Once you have your doctor’s approval, you could try some techniques to reset your gut health. One possible solution is working up to a diet rich in whole plant foods and lots of water, she added — but that takes time. “To help ease symptoms, there are some ‘quick fixes’ that can help give you a bit of relief as you are changing your diet.” In order to fix your gut issues, you must change your eating habits for good. So no quick fixes!
“My favorite intention behind a reset is to inspire more long-term change,” she said. “When you dive into really gut-friendly eating for a couple of weeks and see how good you can feel, it is easier to find the motivation to make real change! The gut microbiota (bacteria) start to shift in as little as 24 hours with dietary change, but maintaining that change means creating new habits that stick,” she said. On top of making doctor-approved dietary changes, Nielsen suggested choosing two or three of the habits below that you think you could do permanently. These will help soothe uncomfortable side effects and support your overall gut health.
First, consume ginger.

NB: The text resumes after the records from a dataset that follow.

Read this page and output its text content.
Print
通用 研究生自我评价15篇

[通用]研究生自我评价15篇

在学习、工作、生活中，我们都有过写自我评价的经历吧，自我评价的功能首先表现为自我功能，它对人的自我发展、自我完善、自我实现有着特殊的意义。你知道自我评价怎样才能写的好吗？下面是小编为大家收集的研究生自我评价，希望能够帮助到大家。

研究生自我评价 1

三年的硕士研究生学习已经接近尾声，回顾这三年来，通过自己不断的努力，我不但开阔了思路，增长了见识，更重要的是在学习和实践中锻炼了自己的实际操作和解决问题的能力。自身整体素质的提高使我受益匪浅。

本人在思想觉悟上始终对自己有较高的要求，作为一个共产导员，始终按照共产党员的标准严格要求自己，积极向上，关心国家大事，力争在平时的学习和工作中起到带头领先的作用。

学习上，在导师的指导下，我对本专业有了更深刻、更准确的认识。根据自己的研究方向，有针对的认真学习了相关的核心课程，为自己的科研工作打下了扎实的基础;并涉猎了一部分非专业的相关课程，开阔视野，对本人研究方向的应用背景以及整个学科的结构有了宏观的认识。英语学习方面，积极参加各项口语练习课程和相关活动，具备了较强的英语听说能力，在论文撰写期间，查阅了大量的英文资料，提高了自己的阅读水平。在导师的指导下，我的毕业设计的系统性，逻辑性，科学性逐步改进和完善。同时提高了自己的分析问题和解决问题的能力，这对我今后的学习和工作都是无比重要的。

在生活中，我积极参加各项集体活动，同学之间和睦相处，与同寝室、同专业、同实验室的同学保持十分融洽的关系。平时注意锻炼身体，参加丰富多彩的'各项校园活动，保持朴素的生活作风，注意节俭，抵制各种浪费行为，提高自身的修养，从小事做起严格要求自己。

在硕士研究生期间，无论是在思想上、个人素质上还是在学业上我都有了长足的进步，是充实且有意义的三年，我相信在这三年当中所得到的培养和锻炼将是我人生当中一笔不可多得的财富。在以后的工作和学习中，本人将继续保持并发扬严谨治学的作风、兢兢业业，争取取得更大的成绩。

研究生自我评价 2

According to Nielsen, ginger is anti-inflammatory and prokinetic, which means it helps facilitate the gut’s movement. “Adding ginger to smoothies is great for helping encourage movement and relieving that overfull or nauseous feeling in the stomach.” Next tip: fennel! “Fennel seeds are traditionally used to alleviate digestive discomfort and ease gas. Try making fennel tea, or even chewing on a few fennel seeds after a meal,” Nielsen said. Third tip: peppermint! Peppermint (which is an antispasmodic) can soothe the smooth muscle around the gut, Nielsen explained. “That’s not a good thing if you have reflux, but if you have gas and bloating or abdominal pain, brewing strong peppermint tea might help.” Fourth tip: consume Psyllium Husk: “If you really need to fix diarrhea or constipation, working up to one to two tablespoons of psyllium husk a day can be life-changing,” Nielsen said. Fifth tip: consume whole plants. “An eating plan filled with plants is the best way to give your gut what it needs while avoiding the things that can compromise its function, like too much saturated fat.” According to Nielsen, whole foods like broccoli, lentils, brown rice, and nuts offer a spectrum of plant fibers that can clear the gut while feeding it beneficial bacteria.